Tests: Augmented Dickey-Fuller (ADF), KPSS
Python:
from statsmodels.tsa.stattools import adfuller, kpss
adf_result = adfuller(series, autolag='AIC')
print(f"ADF stat: {adf_result[0]:.4f}, p-value: {adf_result[1]:.4f}")
# p < 0.05 → reject H0 (unit root), series is stationary
kpss_result = kpss(series, regression='c', nlags='auto')
print(f"KPSS stat: {kpss_result[0]:.4f}, p-value: {kpss_result[1]:.4f}")
# p < 0.05 → reject H0 (stationarity), series is non-stationary
If it fails: Difference the series (use returns instead of prices) or use cointegration if appropriate.
OLS assumes errors are uncorrelated with each other. If residuals at time t are correlated with residuals at time t-1, standard errors are wrong — you're underestimating uncertainty. Also: autocorrelated returns suggest momentum or mean reversion, which has signal implications.
Why it fails: Volatility clusters. After a big move, another big move is more likely.
Test: Ljung-Box test
\[ Q = n(n+2)\sum_{k=1}^{m}\frac{\hat{\rho}_k^2}{n-k} \sim \chi^2(m) \]Python:
from statsmodels.stats.diagnostic import acorr_ljungbox
lb = acorr_ljungbox(residuals, lags=[10, 20], return_df=True)
print(lb)
# p < 0.05 → autocorrelation present
If it fails: Use Newey-West HAC standard errors (robust to autocorrelation).
Volatility changes over time. If your model assumes constant variance but volatility clusters, standard errors are wrong and risk estimates are too. This is called heteroscedasticity or GARCH effects.
Why it fails: Markets are calm, then they spike. Volatility regimes are real.
Test: Breusch-Pagan
Python:
from statsmodels.stats.diagnostic import het_breuschpagan
bp_stat, bp_p, _, _ = het_breuschpagan(residuals, exog)
print(f"Breusch-Pagan: stat={bp_stat:.4f}, p={bp_p:.4f}")
# p < 0.05 → heteroscedasticity present
If it fails: Use heteroscedasticity-robust standard errors (HC3 or HC4) or model volatility with GARCH.
For models with multiple predictors: if predictors are highly correlated, coefficient estimates are unstable and unreliable.
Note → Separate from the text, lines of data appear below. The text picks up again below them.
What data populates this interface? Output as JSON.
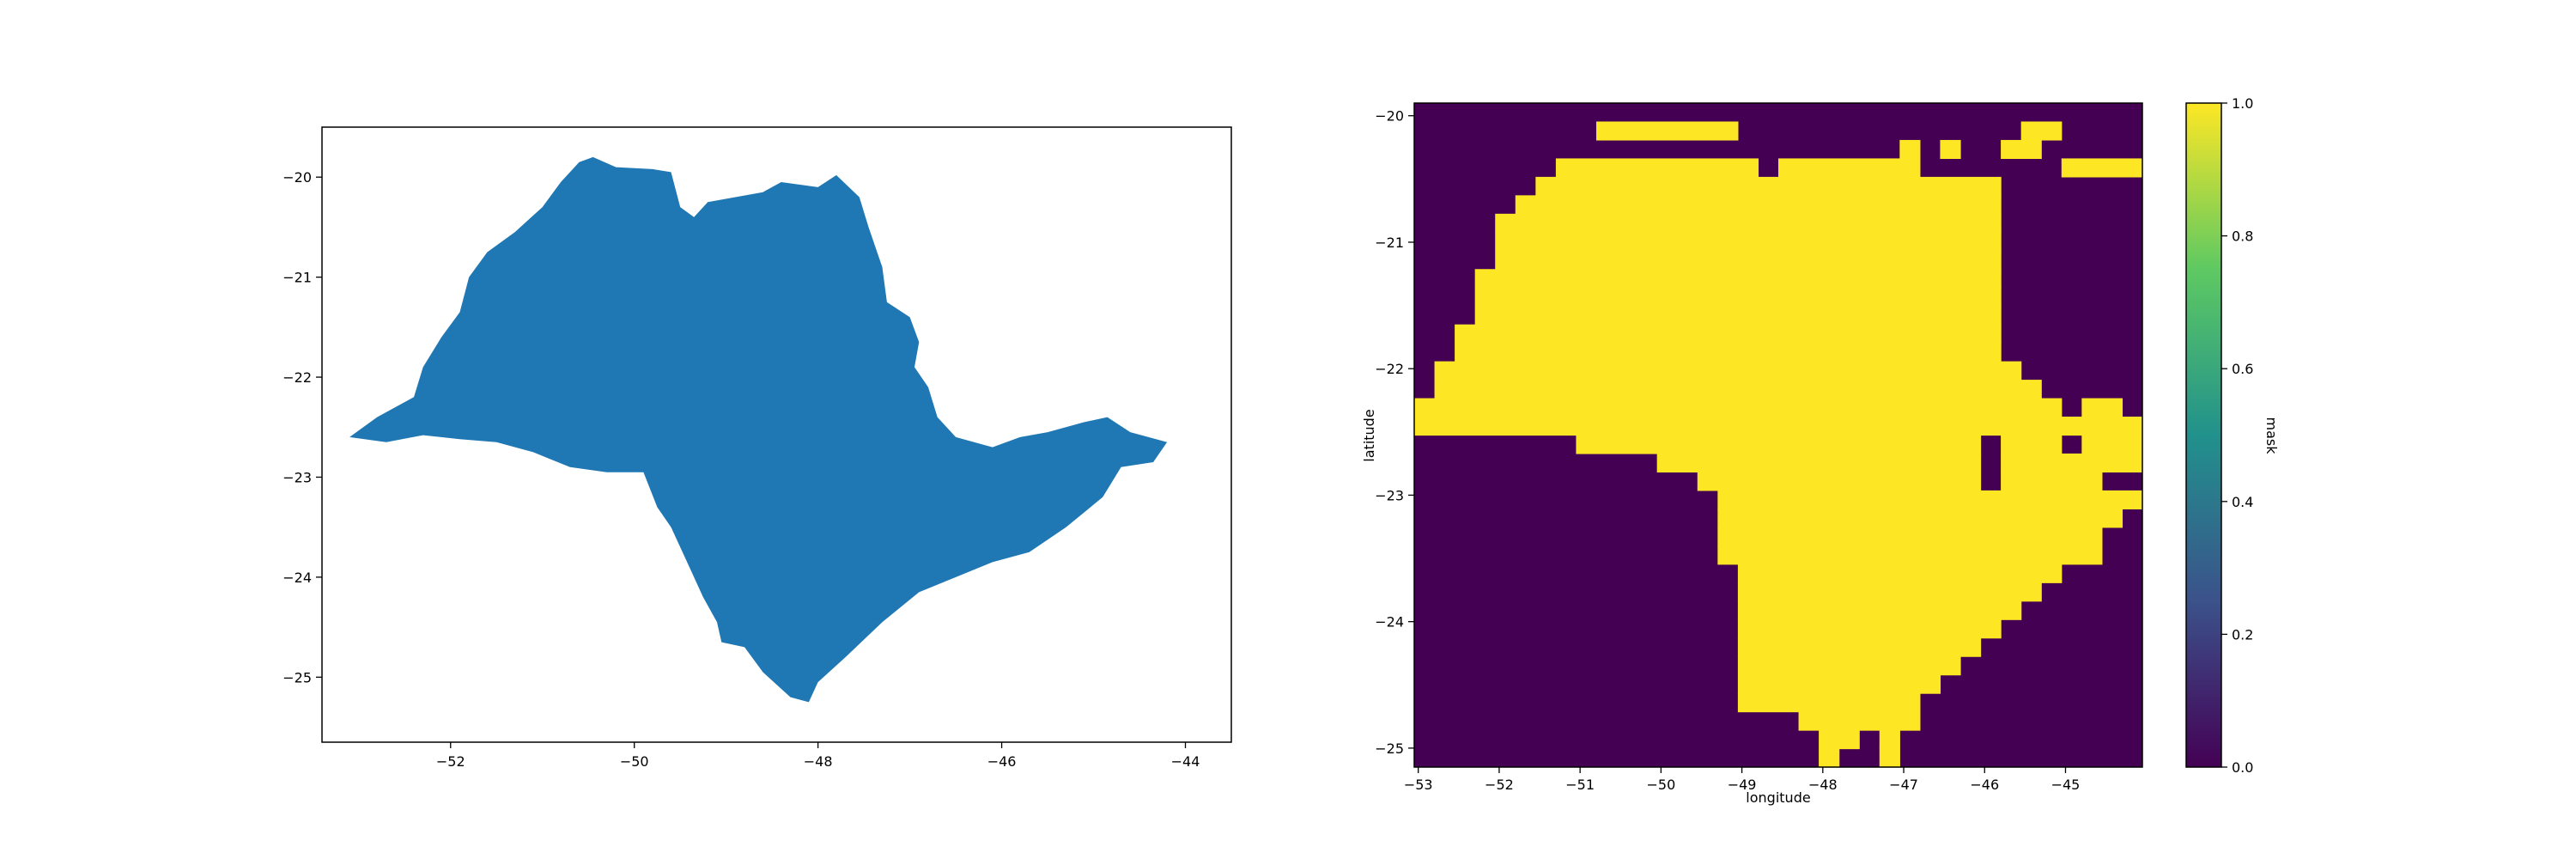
{
  "chart_data": [
    {
      "type": "map",
      "title": "",
      "xlabel": "",
      "ylabel": "",
      "xlim": [
        -53.4,
        -43.5
      ],
      "ylim": [
        -25.65,
        -19.5
      ],
      "xticks": [
        -52,
        -50,
        -48,
        -46,
        -44
      ],
      "yticks": [
        -20,
        -21,
        -22,
        -23,
        -24,
        -25
      ],
      "fill_color": "#1f77b4",
      "outline": [
        [
          -53.1,
          -22.6
        ],
        [
          -52.8,
          -22.4
        ],
        [
          -52.4,
          -22.2
        ],
        [
          -52.3,
          -21.9
        ],
        [
          -52.1,
          -21.6
        ],
        [
          -51.9,
          -21.35
        ],
        [
          -51.8,
          -21.0
        ],
        [
          -51.6,
          -20.75
        ],
        [
          -51.3,
          -20.55
        ],
        [
          -51.0,
          -20.3
        ],
        [
          -50.8,
          -20.05
        ],
        [
          -50.6,
          -19.85
        ],
        [
          -50.45,
          -19.8
        ],
        [
          -50.2,
          -19.9
        ],
        [
          -49.8,
          -19.92
        ],
        [
          -49.6,
          -19.95
        ],
        [
          -49.5,
          -20.3
        ],
        [
          -49.35,
          -20.4
        ],
        [
          -49.2,
          -20.25
        ],
        [
          -48.9,
          -20.2
        ],
        [
          -48.6,
          -20.15
        ],
        [
          -48.4,
          -20.05
        ],
        [
          -48.0,
          -20.1
        ],
        [
          -47.8,
          -19.98
        ],
        [
          -47.55,
          -20.2
        ],
        [
          -47.45,
          -20.5
        ],
        [
          -47.3,
          -20.9
        ],
        [
          -47.25,
          -21.25
        ],
        [
          -47.0,
          -21.4
        ],
        [
          -46.9,
          -21.65
        ],
        [
          -46.95,
          -21.9
        ],
        [
          -46.8,
          -22.1
        ],
        [
          -46.7,
          -22.4
        ],
        [
          -46.5,
          -22.6
        ],
        [
          -46.1,
          -22.7
        ],
        [
          -45.8,
          -22.6
        ],
        [
          -45.5,
          -22.55
        ],
        [
          -45.1,
          -22.45
        ],
        [
          -44.85,
          -22.4
        ],
        [
          -44.6,
          -22.55
        ],
        [
          -44.2,
          -22.65
        ],
        [
          -44.35,
          -22.85
        ],
        [
          -44.7,
          -22.9
        ],
        [
          -44.9,
          -23.2
        ],
        [
          -45.3,
          -23.5
        ],
        [
          -45.7,
          -23.75
        ],
        [
          -46.1,
          -23.85
        ],
        [
          -46.5,
          -24.0
        ],
        [
          -46.9,
          -24.15
        ],
        [
          -47.3,
          -24.45
        ],
        [
          -47.7,
          -24.8
        ],
        [
          -48.0,
          -25.05
        ],
        [
          -48.1,
          -25.25
        ],
        [
          -48.3,
          -25.2
        ],
        [
          -48.6,
          -24.95
        ],
        [
          -48.8,
          -24.7
        ],
        [
          -49.05,
          -24.65
        ],
        [
          -49.1,
          -24.45
        ],
        [
          -49.25,
          -24.2
        ],
        [
          -49.4,
          -23.9
        ],
        [
          -49.6,
          -23.5
        ],
        [
          -49.75,
          -23.3
        ],
        [
          -49.9,
          -22.95
        ],
        [
          -50.3,
          -22.95
        ],
        [
          -50.7,
          -22.9
        ],
        [
          -51.1,
          -22.75
        ],
        [
          -51.5,
          -22.65
        ],
        [
          -51.9,
          -22.62
        ],
        [
          -52.3,
          -22.58
        ],
        [
          -52.7,
          -22.65
        ],
        [
          -53.1,
          -22.6
        ]
      ]
    },
    {
      "type": "heatmap",
      "title": "",
      "xlabel": "longitude",
      "ylabel": "latitude",
      "colorbar_label": "mask",
      "colormap": "viridis",
      "low_color": "#440154",
      "high_color": "#fde725",
      "colorbar_stops": [
        "#440154",
        "#3b528b",
        "#21918c",
        "#5ec962",
        "#fde725"
      ],
      "xlim": [
        -53.05,
        -44.05
      ],
      "ylim": [
        -25.15,
        -19.9
      ],
      "xticks": [
        -53,
        -52,
        -51,
        -50,
        -49,
        -48,
        -47,
        -46,
        -45
      ],
      "yticks": [
        -20,
        -21,
        -22,
        -23,
        -24,
        -25
      ],
      "colorbar_ticks": [
        0.0,
        0.2,
        0.4,
        0.6,
        0.8,
        1.0
      ],
      "colorbar_tick_labels": [
        "0.0",
        "0.2",
        "0.4",
        "0.6",
        "0.8",
        "1.0"
      ],
      "vmin": 0.0,
      "vmax": 1.0,
      "cell_size_deg": 0.25,
      "mask_rows": [
        "....................................",
        ".........#######..............##.....",
        "........................#.#..##.....",
        ".......##########.#######.......####",
        "......#######################.......",
        ".....########################.......",
        "....#########################.......",
        "....#########################.......",
        "....#########################.......",
        "...##########################.......",
        "...##########################.......",
        "...##########################.......",
        "..###########################.......",
        "..###########################.......",
        ".#############################......",
        ".##############################......",
        "################################.##.",
        "####################################",
        "........####################.###.###",
        "............################.#######",
        "..............##############.#####..",
        "...............#####################",
        "...............####################.",
        "...............###################..",
        "...............###################..",
        "................################....",
        "................###############.....",
        "................##############......",
        "................#############.......",
        "................############........",
        "................###########.........",
        "................##########..........",
        "................#########...........",
        "...................######...........",
        "....................##.#............",
        "....................#..#............"
      ]
    }
  ]
}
The model can't distinguish which predictor is doing the work.
Why it fails: You use correlated features. Momentum at 5 days and momentum at 6 days are almost perfectly correlated.
Test: Variance Inflation Factor (VIF)
\[ VIF_j = \frac{1}{1 - R_j^2} \]VIF > 10 is problematic. VIF > 5 warrants investigation. VIF = 1 means no correlation with other predictors.
Python:
from statsmodels.stats.outliers_influence import variance_inflation_factor
vif = [variance_inflation_factor(X.values, i) for i in range(X.shape[1])]
print(vif)
If it fails: Drop one of the correlated features or combine them.
Blue bars: actual returns. Orange curve: normal distribution fitted to these returns. Notice the tails: actual returns have more extreme events than normal would predict. This is why the Jarque-Bera test fails and why fat-tail risk is real.